Le crayon de K lui-même n’est pas sans gomme. Quand un Raté efface une œuvre, c’est qu’il s’apprête à raturer. En masquant le sigle de n’importe quel produit par un K, vous mangerez du beurre K, votre taxi sera un K sur roues, vous masserez vos orteils meurtris avec une pommade K.
Il y a pénurie d’artistes, tout se presse vers le joliment décoratif. Le véritable connaisseur, c’est quelqu’un qui parcourt des milliers de kilomètres pour se faire photographier devant un K.
On le trouvera là où on s’y attend le moins, sur les banderoles de n’importe quelle manifestation, projeté dans un ciel nocturne, sur des fringues moulantes, dans un coin de paysage vierge de marketing, ou encore sur les panneaux d’autoroute une fois détournés. Le ver, sous la motte de gazon, se lève pour rendre hommage à K.
Toutes les conceptions de K : celles du maladroit ou du réactionnaire, en cuirasse ou en string, puis les négations basées sur la logique, toute la puérilité des principes, la violence féroce des faiseurs d’hypothèses, prouvent que le Rat’art a été jeté dans la société uniquement pour enquiquiner le monde et pour passer le temps.
Engagez la conversation en parlant de K comme d’un truc grand public qui vient de sortir. Il suffit d’utiliser un certain nombre de mots-clés et d’y glisser le terme K, par-ci, par-là. K est la  perspicacité réduite en théorie. Retournez le col de votre chemise, des fois que sur l’étiquette il ne s’y cache.

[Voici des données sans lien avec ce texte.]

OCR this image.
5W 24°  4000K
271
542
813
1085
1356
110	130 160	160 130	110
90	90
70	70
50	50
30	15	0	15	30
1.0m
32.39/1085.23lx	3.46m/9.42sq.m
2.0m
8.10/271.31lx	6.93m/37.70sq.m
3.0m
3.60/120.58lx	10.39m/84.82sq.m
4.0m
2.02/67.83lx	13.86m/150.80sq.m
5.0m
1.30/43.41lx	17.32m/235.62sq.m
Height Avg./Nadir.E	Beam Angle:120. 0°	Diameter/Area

Plus contagieux que le choléra, K se communique en un clin d’œil. Sa tactique de contagion intrigue. Il ne connaît qu’un cas d’amour total : celui qu’il se porte à lui-même. Faites-le graver sur votre pierre tombale.
Un passant, laissez-le seulement parler : au bout de dix secondes, il vous demandera K. Untel ressemblera trait pour trait à Monsieur K, à tel point que vous l’aurez pris en filature croyant le reconnaître. Raison de plus pour devenir un champion K toutes catégories. Revendiquons sa libre expression, pour ses valeurs, en rebaptisant les rues, ou en coupant le son de votre téléviseur. Ne regardez que la publicité tout en débitant des slogans K tour à tour hurlés ou zozotés : « Les nudistes, sans K là où il faut, n’auront plus qu’à aller se rhabiller ! ».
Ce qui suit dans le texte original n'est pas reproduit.